深夜2時。暗い部屋でスマホ画面をじーっと見つめる。感情的というよりは、かなり作業的に近い時間にはなかなか終わりが来なさそうだ。

「ああでもない、こうでもない…」と思った単語を何度も何度も検索スペースに入れてみても、得たい答えは得られそうにない。

「…何をしてるんだろう」という気持ちを抱くことで、やっと落ち着かせることができたのは、かれこれ1時間ぐらい検索している「パラレルワールド 行き方」という疑問だった。

28歳。なんならもうすぐ29歳を迎えようとしている今、本気でパラレルワールドに行きたいと思っているわけでもないし、そんな世界が本当にあるのかどうかは分からないけど、なぜかその存在を「ある」と過程して調べたくなってしまったのだからしょうがない。

とはいえ、いろんな方の意見を見ていると最終的に芽生えてくるのは「そりゃそうだよな」みたいな気持ちで、「こういう時間を減らしてもっと早く眠りにつけたら、きっと明日はもっと良い日になるんだろうな」という気持ちすら浮かんでくる。

そんな「無駄」と切り捨ててしまいそうな時間を過ごすなかで、ふと頭に浮かんでくる日が1日だけあった。

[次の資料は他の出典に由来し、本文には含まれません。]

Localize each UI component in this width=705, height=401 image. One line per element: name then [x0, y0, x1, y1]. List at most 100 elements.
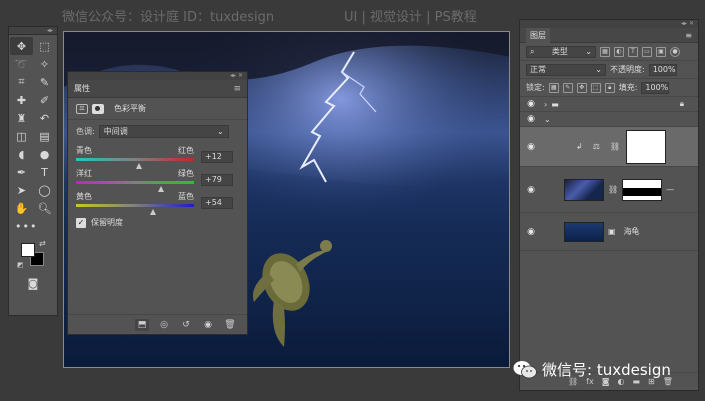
watermark-bottom: 微信号: tuxdesign: [513, 359, 671, 380]
properties-panel: ◂▸ ✕ 属性 ≡ ⚖ 色彩平衡 色调: 中间调 ⌄ 青色 红色 +12 洋红 …: [67, 71, 248, 335]
magenta-green-slider: 洋红 绿色 +79: [68, 168, 247, 192]
visibility-eye-icon[interactable]: ◉: [520, 227, 542, 237]
wechat-icon: [513, 360, 537, 378]
link-icon: ⛓: [608, 185, 619, 194]
layer-storm-photo[interactable]: ◉ ⛓ —: [520, 167, 698, 213]
properties-panel-grip[interactable]: ◂▸ ✕: [68, 72, 247, 80]
zoom-tool-icon[interactable]: 🔍︎: [33, 199, 56, 217]
reset-icon[interactable]: ↺: [179, 319, 193, 331]
chevron-right-icon[interactable]: ›: [544, 100, 547, 109]
lock-position-icon[interactable]: ✥: [576, 82, 587, 93]
layer-color-balance[interactable]: ◉ ↲ ⚖ ⛓: [520, 127, 698, 167]
clip-arrow-icon: ↲: [576, 142, 583, 151]
yellow-blue-slider: 黄色 蓝色 +54: [68, 191, 247, 215]
chevron-down-icon[interactable]: ⌄: [544, 115, 551, 124]
balance-adjustment-icon[interactable]: ⚖: [76, 103, 88, 114]
clone-stamp-icon[interactable]: ♜: [10, 109, 33, 127]
fill-input[interactable]: 100%: [641, 81, 670, 94]
pen-tool-icon[interactable]: ✒: [10, 163, 33, 181]
filter-kind-select[interactable]: ⌕ 类型 ⌄: [526, 45, 596, 58]
swap-colors-icon[interactable]: ⇄: [39, 239, 46, 248]
delete-icon[interactable]: 🗑︎: [223, 319, 237, 331]
quick-mask-icon[interactable]: ◙: [28, 277, 39, 290]
filter-pixel-icon[interactable]: ▦: [600, 46, 610, 57]
filter-toggle-icon[interactable]: ●: [670, 46, 680, 57]
lock-all-icon[interactable]: 🔒︎: [604, 82, 615, 93]
watermark-bottom-text: 微信号: tuxdesign: [542, 361, 671, 379]
layer-thumbnail[interactable]: [564, 178, 604, 201]
filter-type-icon[interactable]: T: [628, 46, 638, 57]
gradient-tool-icon[interactable]: ▤: [33, 127, 56, 145]
move-tool-icon[interactable]: ✥: [10, 37, 33, 55]
marquee-tool-icon[interactable]: ⬚: [33, 37, 56, 55]
layer-name: 海龟: [623, 227, 640, 236]
balance-adjustment-icon: ⚖: [592, 142, 600, 151]
layer-group-collapsed[interactable]: ◉ › ▬ 🔒︎: [520, 97, 698, 112]
eraser-icon[interactable]: ◫: [10, 127, 33, 145]
lock-label: 锁定:: [526, 83, 545, 92]
lock-transparent-icon[interactable]: ▦: [548, 82, 559, 93]
visibility-eye-icon[interactable]: ◉: [520, 185, 542, 195]
mask-indicator-icon: —: [666, 185, 675, 194]
filter-smart-object-icon[interactable]: ▣: [656, 46, 666, 57]
tone-select[interactable]: 中间调 ⌄: [98, 125, 229, 138]
hand-tool-icon[interactable]: ✋: [10, 199, 33, 217]
layer-group-expanded[interactable]: ◉ ⌄: [520, 112, 698, 127]
visibility-eye-icon[interactable]: ◉: [520, 99, 542, 109]
brush-tool-icon[interactable]: ✐: [33, 91, 56, 109]
cyan-red-value[interactable]: +12: [201, 151, 233, 163]
magenta-green-track[interactable]: [76, 181, 194, 184]
layer-turtle[interactable]: ◉ ▣ 海龟: [520, 213, 698, 251]
chevron-down-icon: ⌄: [595, 65, 602, 74]
magenta-label: 洋红: [76, 169, 92, 178]
cyan-red-track[interactable]: [76, 158, 194, 161]
lasso-tool-icon[interactable]: ➰: [10, 55, 33, 73]
more-tools-icon[interactable]: •••: [10, 217, 56, 235]
visibility-eye-icon[interactable]: ◉: [520, 142, 542, 152]
shape-tool-icon[interactable]: ◯: [33, 181, 56, 199]
yellow-blue-track[interactable]: [76, 204, 194, 207]
blend-mode-select[interactable]: 正常 ⌄: [526, 63, 606, 76]
lock-artboard-icon[interactable]: ⬚: [590, 82, 601, 93]
dodge-tool-icon[interactable]: ●: [33, 145, 56, 163]
visibility-eye-icon[interactable]: ◉: [520, 114, 542, 124]
history-brush-icon[interactable]: ↶: [33, 109, 56, 127]
magenta-green-value[interactable]: +79: [201, 174, 233, 186]
type-tool-icon[interactable]: T: [33, 163, 56, 181]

28年間の人生でたった1日だけ浮かんでくるその日は「本来私が過ごす予定だったはずの未来を歩めないことが決まった日」。

パラレルワールドがあるというのなら、確実にこの未来を掴んだ日々がどこかの世界にはあるということ。そう思うと、やっぱり「行ってみたい」という興味が湧いてくる。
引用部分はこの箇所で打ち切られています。